3. Which media are associated with sales?
    Are all three media-TV, radio, and newspaper-associated with sales, or are just one or two of the media associated? To answer this question, we must find a way to separate out the individual contribution of each medium to sales when we have spent money on all three media.

4. How large is the association between each medium and sales?
    For every dollar spent on advertising in particular medium, by what amount will sales increase? How accurately can we predict this amount of increase?

5. How accurately can we predict future sales?
    For any given level of television, radio or newspaper advertising, what is our prediction for sales, and what is the accuracy of this prediction?

6. Is the relationship linear?
    If there is approximately a straight-line relationship between advertising expenditure in the various media and sales, then linear regression is an appropriate tool. If not, then it may still be possible to transform the predictor or the response so that linear regression can be used.

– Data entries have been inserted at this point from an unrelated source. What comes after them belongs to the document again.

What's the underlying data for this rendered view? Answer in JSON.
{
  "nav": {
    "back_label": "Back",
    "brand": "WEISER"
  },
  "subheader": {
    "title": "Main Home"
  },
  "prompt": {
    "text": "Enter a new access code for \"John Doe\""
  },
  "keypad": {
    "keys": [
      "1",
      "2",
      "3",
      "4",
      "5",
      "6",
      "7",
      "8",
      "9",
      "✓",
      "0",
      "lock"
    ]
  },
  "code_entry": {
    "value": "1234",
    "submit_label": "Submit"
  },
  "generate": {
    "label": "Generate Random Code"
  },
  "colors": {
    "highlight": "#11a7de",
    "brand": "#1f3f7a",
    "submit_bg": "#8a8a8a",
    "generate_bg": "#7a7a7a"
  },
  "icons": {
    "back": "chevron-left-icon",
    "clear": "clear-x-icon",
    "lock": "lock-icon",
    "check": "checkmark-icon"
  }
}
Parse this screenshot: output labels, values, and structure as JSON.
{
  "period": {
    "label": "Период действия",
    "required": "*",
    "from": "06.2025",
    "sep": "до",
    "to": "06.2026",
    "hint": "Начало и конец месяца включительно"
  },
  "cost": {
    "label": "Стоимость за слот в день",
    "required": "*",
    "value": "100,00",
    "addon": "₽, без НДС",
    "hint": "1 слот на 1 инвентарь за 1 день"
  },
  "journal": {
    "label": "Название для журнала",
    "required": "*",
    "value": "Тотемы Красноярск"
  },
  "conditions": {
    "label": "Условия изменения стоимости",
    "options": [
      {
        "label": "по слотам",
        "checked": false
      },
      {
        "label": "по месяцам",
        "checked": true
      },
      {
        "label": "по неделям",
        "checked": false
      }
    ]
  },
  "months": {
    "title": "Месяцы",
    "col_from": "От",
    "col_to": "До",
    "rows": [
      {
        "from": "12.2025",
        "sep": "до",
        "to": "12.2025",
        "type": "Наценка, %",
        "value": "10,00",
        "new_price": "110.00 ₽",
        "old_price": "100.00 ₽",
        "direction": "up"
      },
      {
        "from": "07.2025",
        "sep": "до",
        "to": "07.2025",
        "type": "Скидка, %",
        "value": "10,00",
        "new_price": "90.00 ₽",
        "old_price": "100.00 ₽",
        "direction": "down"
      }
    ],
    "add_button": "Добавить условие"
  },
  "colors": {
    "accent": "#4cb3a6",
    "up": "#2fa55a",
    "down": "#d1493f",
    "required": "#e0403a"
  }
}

7. Is there synergy among the advertising media?
    Perhaps spending $50,000 on television advertising and $50,000 on radio advertising is associated with higher sales than allocating $100,000 to either television or radio individually. In marketing, this is known as a synergy effect, while in statistics it is called an interaction effect.

It turns out that linear regression can be used to answer each of these questions. We will first discuss all of these questions in a general context, and then return to them in this specific context in Section 3.4.

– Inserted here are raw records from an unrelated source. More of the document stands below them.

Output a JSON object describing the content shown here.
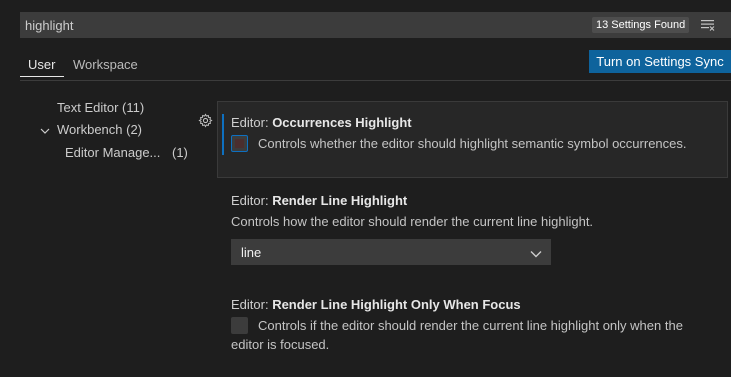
{
  "search": {
    "value": "highlight",
    "result_count": "13 Settings Found"
  },
  "tabs": [
    {
      "label": "User"
    },
    {
      "label": "Workspace"
    }
  ],
  "sync_button": {
    "label": "Turn on Settings Sync"
  },
  "toc": [
    {
      "label": "Text Editor (11)"
    },
    {
      "label": "Workbench (2)"
    },
    {
      "label": "Editor Manage...",
      "count": "(1)"
    }
  ],
  "settings": [
    {
      "category": "Editor: ",
      "name": "Occurrences Highlight",
      "description": "Controls whether the editor should highlight semantic symbol occurrences."
    },
    {
      "category": "Editor: ",
      "name": "Render Line Highlight",
      "description": "Controls how the editor should render the current line highlight.",
      "selected_value": "line"
    },
    {
      "category": "Editor: ",
      "name": "Render Line Highlight Only When Focus",
      "description_line1": "Controls if the editor should render the current line highlight only when the",
      "description_line2": "editor is focused."
    }
  ],
  "colors": {
    "accent": "#0e639c",
    "focus": "#0e70c0",
    "background": "#1e1e1e"
  },
  "icons": [
    "clear-filter-icon",
    "chevron-down-icon",
    "gear-icon",
    "select-chevron-icon"
  ]
}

3.1 Simple Linear Regression

Simple linear regression lives up to its name: it is a very straightforward approach for predicting a quantitative response Y on the basis of a single predictor variable X. It assumes that there is approximately a linear relationship between X and Y. Mathematically, we can write this linear relationship as 
Y ≈ β0 + β1X.

You might read "≈" as "is approximately modeled as". We will sometimes describe (3.1) by saying that we are regressing Y on X (or Y onto X).

For example, X may represent TV advertising and Y may represent sales.
Then we can regress sales onto TV by fitting the model.

sales ≈ β0 + β1 × TV.

In Equation 3.1,  β0 and β1 are two unknown constants that represent the intercept and slope terms in the linear model. Together, β0 and β1 are known as the model coefficients or parameters. Once we have used our training data to produce estimates βˆ0 and βˆ1 for the model coefficients, we can predict future sales on the basis of a particular value of TV advertising by computing

yˆ = βˆ0 + βˆ1x,

where y^ indicates a prediction of Y on the basis of X = x. Here we use a hat symbol, ^, to denote the estimated value for an unknown parameter or coefficient, or to denote the predicted value of the response.

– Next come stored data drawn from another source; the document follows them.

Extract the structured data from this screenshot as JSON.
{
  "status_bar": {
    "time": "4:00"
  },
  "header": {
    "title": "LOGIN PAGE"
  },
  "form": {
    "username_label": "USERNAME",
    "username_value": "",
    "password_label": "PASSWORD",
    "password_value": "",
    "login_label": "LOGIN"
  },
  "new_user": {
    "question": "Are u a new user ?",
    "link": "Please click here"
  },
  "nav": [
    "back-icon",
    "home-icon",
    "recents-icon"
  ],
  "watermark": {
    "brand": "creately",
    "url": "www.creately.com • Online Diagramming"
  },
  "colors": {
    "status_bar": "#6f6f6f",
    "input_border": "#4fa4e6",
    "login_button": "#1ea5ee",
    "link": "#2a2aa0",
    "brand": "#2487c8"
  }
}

3.1.1 Estimating the Coefficients

In practice, β0 and β1 are unknown. So before we can use (3.1) to make predictions, we must use data to estimate the coefficients. Let
    (x1, y1), (x2, y2),..., (xn, yn)
represent n observation pairs, each of which consists of a measurement of X and a measurement of Y. In the Advertising example, this data set consists of the TV advertising budget and product sales in n = 200 different markets. (Recall that the data are displayed in Figure 2.1.) Our goal is to obtain coefficinet estimates βˆ0 and βˆ1 such that the linear model (3.1) fits the available data well, that is, so that yi ≈ βˆ0 + βˆ1xi for i = 1,...,n. In other words, we want to find an intercept βˆ0 and a slope βˆ1 such that the resulting line is as close as possible to the n = 200 data points. There are a number of ways of measuring closeness. However, by far the most common approach involves minimizing the least squares criterion, and we take that approach in this chapter. Alternative approaches will be considered in Chapter 6.